Intervention de Bruno Le Maire

Réunion du 20 juillet 2017 à 15h00
Orientation des finances publiques et règlement du budget et approbation des comptes de l'année 2016 — Suite d'un débat puis adoption définitive d'un projet de loi

Bruno Le Maire, ministre :

Après tant d’interventions de grande qualité, il serait dommage que M. le ministre des comptes publics et moi-même ne répondions pas à certaines des remarques qui ont été formulées.

Je veux tout d’abord évoquer les observations très justes d’Albéric de Montgolfier sur la question de la compétitivité, coûts et hors coûts, dont dépend bien évidemment notre balance commerciale extérieure. Toutes les décisions que nous prenons visent à rétablir aussi bien la compétitivité coûts que la compétitivité hors coûts de nos entreprises, pour améliorer le solde de la balance commerciale.

Ramener le taux d’impôt sur les sociétés de 33 % à 25 % sur cinq ans représente un effort considérable, qui améliorera les marges de nos entreprises, leur profitabilité et, donc, la compétitivité.

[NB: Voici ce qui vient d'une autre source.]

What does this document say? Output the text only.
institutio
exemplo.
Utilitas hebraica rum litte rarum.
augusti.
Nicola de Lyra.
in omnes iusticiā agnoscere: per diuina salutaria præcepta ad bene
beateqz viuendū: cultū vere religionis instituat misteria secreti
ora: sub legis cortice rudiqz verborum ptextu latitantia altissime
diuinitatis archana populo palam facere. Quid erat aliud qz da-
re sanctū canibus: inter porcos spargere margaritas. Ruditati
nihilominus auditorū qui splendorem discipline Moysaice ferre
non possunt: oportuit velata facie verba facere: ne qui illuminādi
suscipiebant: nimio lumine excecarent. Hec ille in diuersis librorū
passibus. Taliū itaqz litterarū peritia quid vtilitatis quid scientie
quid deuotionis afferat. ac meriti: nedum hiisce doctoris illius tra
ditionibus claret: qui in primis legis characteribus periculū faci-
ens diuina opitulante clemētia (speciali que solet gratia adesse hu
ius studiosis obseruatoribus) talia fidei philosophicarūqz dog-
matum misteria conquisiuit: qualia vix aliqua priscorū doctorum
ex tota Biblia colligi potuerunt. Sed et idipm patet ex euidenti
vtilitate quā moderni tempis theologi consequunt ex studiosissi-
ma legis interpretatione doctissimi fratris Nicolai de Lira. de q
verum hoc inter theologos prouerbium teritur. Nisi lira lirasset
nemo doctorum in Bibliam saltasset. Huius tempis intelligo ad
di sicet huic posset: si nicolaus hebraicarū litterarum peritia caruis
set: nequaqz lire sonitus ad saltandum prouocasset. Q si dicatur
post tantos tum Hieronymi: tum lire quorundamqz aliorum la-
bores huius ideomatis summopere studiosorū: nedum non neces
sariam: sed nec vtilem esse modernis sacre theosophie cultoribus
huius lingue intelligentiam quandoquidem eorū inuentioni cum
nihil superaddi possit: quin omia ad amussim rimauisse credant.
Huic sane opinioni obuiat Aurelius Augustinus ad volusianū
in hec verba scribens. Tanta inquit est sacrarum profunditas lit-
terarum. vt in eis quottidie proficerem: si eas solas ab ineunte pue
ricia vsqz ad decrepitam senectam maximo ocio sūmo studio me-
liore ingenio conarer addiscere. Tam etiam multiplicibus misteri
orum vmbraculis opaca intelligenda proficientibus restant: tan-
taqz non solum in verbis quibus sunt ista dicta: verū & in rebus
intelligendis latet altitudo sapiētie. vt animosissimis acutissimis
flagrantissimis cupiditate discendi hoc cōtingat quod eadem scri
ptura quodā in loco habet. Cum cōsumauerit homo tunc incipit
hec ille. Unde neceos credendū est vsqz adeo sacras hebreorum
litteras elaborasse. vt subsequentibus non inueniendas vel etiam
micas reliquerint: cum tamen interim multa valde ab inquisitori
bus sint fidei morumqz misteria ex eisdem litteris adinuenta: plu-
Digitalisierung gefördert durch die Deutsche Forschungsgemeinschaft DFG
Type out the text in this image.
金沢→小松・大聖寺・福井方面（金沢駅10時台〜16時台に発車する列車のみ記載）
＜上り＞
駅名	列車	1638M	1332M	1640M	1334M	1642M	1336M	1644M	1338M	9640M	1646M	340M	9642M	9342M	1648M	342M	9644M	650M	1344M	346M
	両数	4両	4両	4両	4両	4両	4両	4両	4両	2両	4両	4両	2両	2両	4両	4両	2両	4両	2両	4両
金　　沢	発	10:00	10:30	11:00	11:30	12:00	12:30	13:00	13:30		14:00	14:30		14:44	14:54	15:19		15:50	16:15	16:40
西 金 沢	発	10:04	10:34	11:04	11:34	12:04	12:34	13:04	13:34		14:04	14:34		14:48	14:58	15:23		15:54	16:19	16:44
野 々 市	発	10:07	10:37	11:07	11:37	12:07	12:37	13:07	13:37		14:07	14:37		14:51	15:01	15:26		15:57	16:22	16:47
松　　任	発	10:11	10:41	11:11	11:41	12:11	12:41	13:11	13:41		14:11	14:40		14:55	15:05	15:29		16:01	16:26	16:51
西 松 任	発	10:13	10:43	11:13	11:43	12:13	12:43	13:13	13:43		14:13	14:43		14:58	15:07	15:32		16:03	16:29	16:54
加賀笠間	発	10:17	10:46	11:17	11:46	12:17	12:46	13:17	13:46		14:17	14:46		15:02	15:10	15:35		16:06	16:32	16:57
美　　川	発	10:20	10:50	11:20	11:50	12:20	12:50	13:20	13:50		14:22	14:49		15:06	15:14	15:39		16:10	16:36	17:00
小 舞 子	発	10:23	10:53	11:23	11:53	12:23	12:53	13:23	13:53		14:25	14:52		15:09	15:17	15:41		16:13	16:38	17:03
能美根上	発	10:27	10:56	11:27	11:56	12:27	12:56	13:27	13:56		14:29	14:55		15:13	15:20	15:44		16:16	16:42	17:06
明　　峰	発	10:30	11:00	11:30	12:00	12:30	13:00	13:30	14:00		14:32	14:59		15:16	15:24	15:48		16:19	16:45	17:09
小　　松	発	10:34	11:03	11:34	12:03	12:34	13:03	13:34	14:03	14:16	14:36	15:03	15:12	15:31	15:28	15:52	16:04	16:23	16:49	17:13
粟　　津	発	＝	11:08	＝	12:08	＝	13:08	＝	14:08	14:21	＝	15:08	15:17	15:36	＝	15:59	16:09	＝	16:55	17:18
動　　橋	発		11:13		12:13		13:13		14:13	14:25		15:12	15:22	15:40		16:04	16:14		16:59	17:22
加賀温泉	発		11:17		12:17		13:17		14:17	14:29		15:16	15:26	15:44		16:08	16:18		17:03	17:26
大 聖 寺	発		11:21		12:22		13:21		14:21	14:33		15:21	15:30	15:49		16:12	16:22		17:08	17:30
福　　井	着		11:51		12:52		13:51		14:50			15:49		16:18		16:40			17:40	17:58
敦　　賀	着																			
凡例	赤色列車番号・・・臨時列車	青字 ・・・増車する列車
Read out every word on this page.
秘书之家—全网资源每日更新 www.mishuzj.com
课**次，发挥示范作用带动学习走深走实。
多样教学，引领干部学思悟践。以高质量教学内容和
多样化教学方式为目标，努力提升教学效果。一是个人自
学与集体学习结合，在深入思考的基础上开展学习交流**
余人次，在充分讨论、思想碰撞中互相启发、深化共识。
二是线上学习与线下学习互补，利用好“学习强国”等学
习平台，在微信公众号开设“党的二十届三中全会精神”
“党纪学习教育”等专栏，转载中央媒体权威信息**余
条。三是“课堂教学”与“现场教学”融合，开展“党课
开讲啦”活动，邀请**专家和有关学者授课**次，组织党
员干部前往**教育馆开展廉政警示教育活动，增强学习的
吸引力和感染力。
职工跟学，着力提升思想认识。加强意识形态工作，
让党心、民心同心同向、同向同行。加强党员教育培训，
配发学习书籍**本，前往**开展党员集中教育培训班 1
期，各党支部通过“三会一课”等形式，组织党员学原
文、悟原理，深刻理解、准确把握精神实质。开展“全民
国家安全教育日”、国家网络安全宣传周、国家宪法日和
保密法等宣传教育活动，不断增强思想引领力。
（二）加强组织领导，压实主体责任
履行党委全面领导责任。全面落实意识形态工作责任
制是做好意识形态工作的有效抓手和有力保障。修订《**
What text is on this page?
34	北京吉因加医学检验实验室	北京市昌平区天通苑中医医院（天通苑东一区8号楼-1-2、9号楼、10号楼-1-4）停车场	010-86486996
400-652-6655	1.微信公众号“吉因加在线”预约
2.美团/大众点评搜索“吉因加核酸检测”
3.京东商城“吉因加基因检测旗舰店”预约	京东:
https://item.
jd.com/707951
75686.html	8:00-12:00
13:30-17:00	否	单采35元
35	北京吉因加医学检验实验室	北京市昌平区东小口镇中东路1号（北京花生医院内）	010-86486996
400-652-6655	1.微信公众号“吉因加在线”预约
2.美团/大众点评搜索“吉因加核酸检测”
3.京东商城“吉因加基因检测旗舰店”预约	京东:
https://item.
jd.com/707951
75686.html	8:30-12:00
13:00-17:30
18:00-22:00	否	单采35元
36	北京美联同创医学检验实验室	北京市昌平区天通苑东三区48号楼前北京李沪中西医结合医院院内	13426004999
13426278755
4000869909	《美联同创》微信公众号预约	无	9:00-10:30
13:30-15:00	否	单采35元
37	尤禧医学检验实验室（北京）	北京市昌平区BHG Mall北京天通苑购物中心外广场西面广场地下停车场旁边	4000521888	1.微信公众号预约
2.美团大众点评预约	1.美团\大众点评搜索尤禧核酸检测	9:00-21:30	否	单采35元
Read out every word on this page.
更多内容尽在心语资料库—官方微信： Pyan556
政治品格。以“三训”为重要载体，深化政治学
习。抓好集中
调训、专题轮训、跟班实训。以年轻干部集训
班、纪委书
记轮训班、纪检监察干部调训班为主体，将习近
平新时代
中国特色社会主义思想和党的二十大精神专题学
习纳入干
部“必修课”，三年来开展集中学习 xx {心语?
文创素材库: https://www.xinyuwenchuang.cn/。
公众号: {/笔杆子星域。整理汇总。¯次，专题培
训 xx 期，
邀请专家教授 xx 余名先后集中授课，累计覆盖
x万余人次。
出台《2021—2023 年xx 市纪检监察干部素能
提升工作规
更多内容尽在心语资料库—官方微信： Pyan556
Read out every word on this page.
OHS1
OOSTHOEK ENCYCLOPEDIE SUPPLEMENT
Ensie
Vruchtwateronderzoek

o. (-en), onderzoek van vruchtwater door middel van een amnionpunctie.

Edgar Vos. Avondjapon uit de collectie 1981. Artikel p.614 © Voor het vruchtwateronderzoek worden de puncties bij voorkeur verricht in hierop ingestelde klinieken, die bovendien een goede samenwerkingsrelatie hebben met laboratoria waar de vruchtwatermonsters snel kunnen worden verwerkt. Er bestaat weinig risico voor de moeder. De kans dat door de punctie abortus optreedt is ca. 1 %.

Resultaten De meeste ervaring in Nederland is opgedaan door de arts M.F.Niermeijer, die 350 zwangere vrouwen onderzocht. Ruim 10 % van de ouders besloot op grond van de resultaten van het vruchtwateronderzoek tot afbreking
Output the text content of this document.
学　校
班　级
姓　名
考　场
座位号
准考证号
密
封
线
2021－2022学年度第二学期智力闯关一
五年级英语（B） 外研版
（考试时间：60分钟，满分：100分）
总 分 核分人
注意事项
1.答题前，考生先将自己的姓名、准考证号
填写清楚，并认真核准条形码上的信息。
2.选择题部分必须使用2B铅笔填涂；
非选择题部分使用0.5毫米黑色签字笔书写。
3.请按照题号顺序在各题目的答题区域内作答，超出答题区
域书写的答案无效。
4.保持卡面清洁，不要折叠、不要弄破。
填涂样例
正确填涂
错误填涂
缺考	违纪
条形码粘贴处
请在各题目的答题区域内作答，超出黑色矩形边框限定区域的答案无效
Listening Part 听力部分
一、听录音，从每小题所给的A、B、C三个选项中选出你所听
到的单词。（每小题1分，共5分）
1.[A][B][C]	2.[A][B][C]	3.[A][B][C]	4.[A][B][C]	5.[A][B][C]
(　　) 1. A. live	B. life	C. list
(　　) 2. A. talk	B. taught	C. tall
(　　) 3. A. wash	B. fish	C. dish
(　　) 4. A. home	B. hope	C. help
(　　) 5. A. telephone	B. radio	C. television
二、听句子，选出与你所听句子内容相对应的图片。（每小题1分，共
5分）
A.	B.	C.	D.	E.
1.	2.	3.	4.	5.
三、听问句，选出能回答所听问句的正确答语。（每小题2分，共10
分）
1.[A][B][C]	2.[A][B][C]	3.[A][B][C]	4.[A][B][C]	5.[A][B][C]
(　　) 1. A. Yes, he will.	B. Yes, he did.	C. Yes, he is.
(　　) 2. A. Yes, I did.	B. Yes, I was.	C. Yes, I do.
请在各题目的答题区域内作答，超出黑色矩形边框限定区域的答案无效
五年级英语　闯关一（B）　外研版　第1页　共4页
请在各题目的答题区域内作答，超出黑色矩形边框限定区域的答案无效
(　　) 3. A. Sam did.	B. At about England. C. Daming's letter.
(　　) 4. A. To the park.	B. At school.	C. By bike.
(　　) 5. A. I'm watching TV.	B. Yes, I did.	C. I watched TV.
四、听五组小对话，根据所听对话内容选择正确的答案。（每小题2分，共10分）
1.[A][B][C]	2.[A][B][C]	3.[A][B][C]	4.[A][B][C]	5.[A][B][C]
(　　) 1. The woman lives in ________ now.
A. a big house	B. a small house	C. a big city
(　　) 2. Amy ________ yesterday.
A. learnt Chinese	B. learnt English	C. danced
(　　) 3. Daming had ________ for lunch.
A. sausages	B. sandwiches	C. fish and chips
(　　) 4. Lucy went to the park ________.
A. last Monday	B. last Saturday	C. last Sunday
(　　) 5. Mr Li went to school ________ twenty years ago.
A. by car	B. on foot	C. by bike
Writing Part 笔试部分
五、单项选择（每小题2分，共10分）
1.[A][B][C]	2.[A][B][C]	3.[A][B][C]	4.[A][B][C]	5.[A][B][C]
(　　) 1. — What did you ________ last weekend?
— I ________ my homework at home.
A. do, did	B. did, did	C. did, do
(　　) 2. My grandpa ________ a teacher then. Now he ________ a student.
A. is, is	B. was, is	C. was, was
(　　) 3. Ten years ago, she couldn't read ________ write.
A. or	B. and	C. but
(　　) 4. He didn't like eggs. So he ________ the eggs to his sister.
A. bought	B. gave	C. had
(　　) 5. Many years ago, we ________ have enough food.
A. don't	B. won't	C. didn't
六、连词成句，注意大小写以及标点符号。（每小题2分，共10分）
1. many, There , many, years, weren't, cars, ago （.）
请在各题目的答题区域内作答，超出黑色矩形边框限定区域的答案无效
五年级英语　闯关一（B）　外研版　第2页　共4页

Financer massivement l’innovation, en maintenant le crédit d’impôt recherche et en mettant en place un fonds de 10 milliards d’euros financés par des cessions d’actifs de l’État dans des entreprises du secteur concurrentiel, permettra à nos produits de monter en gamme, d’intégrer l’innovation et, donc, d’être plus compétitifs.

Enfin, je le rappelle, le projet de loi sur les PME et les TPE que nous porterons en 2018 visera justement à transformer nos entreprises en entreprises de taille intermédiaire capables de conquérir de nouveaux marchés extérieurs.

Nous avons donc vraiment conscience de l’importance qu’il y a à rétablir la balance du commerce extérieur, sans nous reposer sur nos acquis. Cessons de tourner en rond comme s’il n’y avait que trois filières d’excellence en France, l’aéronautique, le vin et le luxe. Il en existe des dizaines d’autres ! Il suffit de leur donner les moyens d’exporter dans de bonnes conditions.

J’en viens aux questions de croissance potentielle et de rétablissement des soldes structurels, soulevées par plusieurs intervenants.

Nous avons fait un choix très novateur, avec Gérald Darmanin, le Premier ministre et le Président de la République : ne pas surévaluer la croissance potentielle dans la trajectoire quinquennale.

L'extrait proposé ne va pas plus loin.